Email: Check roughly every hour

Meesengers: around 3 people I chat with daily. Roughly 2 hours.

DBabble: addicted

Than God I am a bit of a technophobe!

Only symptom of the syndrome u mentioned- I hate talking to people when I can communicate through emails, messages(not sms) etc. Well on second thaughts that is a different syndrome
:)

maddy said...

Compeletly identify with what your saying...but have you tried turning off your laptop, mobile phone, or any other device that connects you to the world, including the morning newspaper? Try it...it is a mind blowing experience.

After staying connected to the world 24/7 for more than 5 years, with great difficulty i managed to muster the courage to do exactly that for one whole week. The range of emotions I went thru during that one week was amazing.
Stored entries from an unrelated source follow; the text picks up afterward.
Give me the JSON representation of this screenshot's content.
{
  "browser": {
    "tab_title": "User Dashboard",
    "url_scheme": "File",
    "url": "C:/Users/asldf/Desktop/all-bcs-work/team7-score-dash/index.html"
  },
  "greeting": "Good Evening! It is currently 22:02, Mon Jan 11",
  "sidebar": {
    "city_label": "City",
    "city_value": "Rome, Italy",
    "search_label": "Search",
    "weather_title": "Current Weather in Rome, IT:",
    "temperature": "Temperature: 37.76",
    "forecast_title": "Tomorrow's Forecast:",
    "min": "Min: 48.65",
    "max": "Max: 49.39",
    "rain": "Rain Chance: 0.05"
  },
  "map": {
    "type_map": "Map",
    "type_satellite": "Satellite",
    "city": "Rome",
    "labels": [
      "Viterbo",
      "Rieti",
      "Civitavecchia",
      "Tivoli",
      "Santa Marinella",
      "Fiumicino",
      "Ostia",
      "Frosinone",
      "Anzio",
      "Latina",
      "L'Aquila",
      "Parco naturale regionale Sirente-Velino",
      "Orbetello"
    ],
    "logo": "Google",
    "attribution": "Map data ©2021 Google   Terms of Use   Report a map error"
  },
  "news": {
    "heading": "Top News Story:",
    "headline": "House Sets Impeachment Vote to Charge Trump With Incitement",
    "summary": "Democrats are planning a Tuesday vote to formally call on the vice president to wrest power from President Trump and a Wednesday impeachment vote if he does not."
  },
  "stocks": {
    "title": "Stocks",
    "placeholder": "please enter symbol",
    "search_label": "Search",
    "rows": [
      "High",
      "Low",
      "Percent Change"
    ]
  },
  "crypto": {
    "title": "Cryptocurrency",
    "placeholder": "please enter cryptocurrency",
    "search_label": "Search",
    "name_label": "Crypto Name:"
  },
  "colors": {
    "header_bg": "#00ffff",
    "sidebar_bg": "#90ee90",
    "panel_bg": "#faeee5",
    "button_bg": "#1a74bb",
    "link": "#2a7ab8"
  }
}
It began with frustration, to withdrawal symptoms to feeling total loss of control to finally RIP.

Suze said...

Harried, Dbab is so addictive and I can totally relate to the feeling of preferring to talk to someone over msgr than on the phone.

I usually prefer it, because I can switch off at anytime, do something else as well, and excuse myself whenever. But in a phone conversation I must be 100% engaged. What a sad state of affairs!

Anonymous said...

You make it sound like the same syndrome. may be it is.

Unknown said...

okay!! i just finished reading all your blog entries right from april 2004 to this one at one go..:) thats not to say that i am jobless but i really enjoyed reading every bit.i am already a fan :).
PS:and yeah if u do find time pls blog abt CAT and ur prep for it..i noticed u somehow always sidestepped writing abt CAT,wonder why??